Ren was not a cruel man, just a pragmatist. He would not delight in my return to insanity - far from it, given that his Supers would be tasked with hunting me down - but he always set aside his personal feelings to do what needed to be done.
"Almost?" I prompted.
"I have conditions, of course. First of all, when he is beating you to a pulp while you are frozen in time, I did not send you. You do not know me. You do not, nor have you ever, worked for this Guild. Second, I need you to do something for me in return, preferably first, so I know it gets done. Something suited to your particular talents."
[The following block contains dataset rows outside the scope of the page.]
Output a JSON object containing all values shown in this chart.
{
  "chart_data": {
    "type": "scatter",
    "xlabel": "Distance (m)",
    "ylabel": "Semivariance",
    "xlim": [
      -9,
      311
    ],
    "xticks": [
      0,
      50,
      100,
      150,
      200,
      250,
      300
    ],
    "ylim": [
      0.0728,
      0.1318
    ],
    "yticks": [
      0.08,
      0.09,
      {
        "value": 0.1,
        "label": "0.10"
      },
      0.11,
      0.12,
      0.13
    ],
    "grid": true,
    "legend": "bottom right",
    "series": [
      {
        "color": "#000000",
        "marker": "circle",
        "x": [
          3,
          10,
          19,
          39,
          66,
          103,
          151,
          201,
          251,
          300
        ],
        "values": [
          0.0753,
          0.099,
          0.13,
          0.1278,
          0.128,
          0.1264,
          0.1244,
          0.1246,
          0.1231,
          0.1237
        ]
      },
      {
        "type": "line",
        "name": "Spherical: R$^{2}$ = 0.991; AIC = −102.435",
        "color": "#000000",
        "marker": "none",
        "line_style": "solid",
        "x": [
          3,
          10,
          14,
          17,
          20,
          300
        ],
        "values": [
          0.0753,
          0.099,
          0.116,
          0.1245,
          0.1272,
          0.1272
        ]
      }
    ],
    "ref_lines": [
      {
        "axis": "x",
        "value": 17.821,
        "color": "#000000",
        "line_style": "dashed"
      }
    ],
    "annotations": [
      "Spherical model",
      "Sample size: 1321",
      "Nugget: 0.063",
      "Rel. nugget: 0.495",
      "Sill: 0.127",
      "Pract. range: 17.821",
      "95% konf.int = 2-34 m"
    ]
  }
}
Odds were, I'd have followed through with his request anyway, so I nodded, but he wasn't done. "And third, if we do not find another healer for you to copy by the end of the year, I want you to enter the Underground of your own volition to await the end."
Such a simple way of referring to my lucidity. He wasn't wrong, though. It would be the end for me, before I returned to being an instinct driven beast, an animal blinded by pain and backed in a corner lashing out at any outstretched hands because of my own overwhelming fear. I would remember nothing of my experiences, and if I never encountered a healer for the rest of my life, it would be as though I never experienced anything ever again. I was once an empty vessel for pain, and so I was meant to be again.
My chest felt tight at the mention of the underground prison, once destroyed by the Guild itself, becoming a tomb for countless villains, now rebuilt. Nonetheless, I agreed. "What would you have me do?"
Ren smiled grimly. "Pull up a chair. Both of you."
****Author's note:****
The future chapters will NOT be from atticus's POV. I'm still a long ways away from finishing this one especially since I'm working on other things but I finally have enough direction to for the final concept to confidently post this and be sure it won't need to be changed as I progress. I've toyed around with doing dual POV but although I like writing it, as a reader i generally dislike reading it and i imagine I'm not the only one who feels that way, so unless there's an uproar I'll most likely stick to single POV. Hope anyone lovely enough to still be interested in this story enjoyed~
As always, cover subject to change bc I always hate them.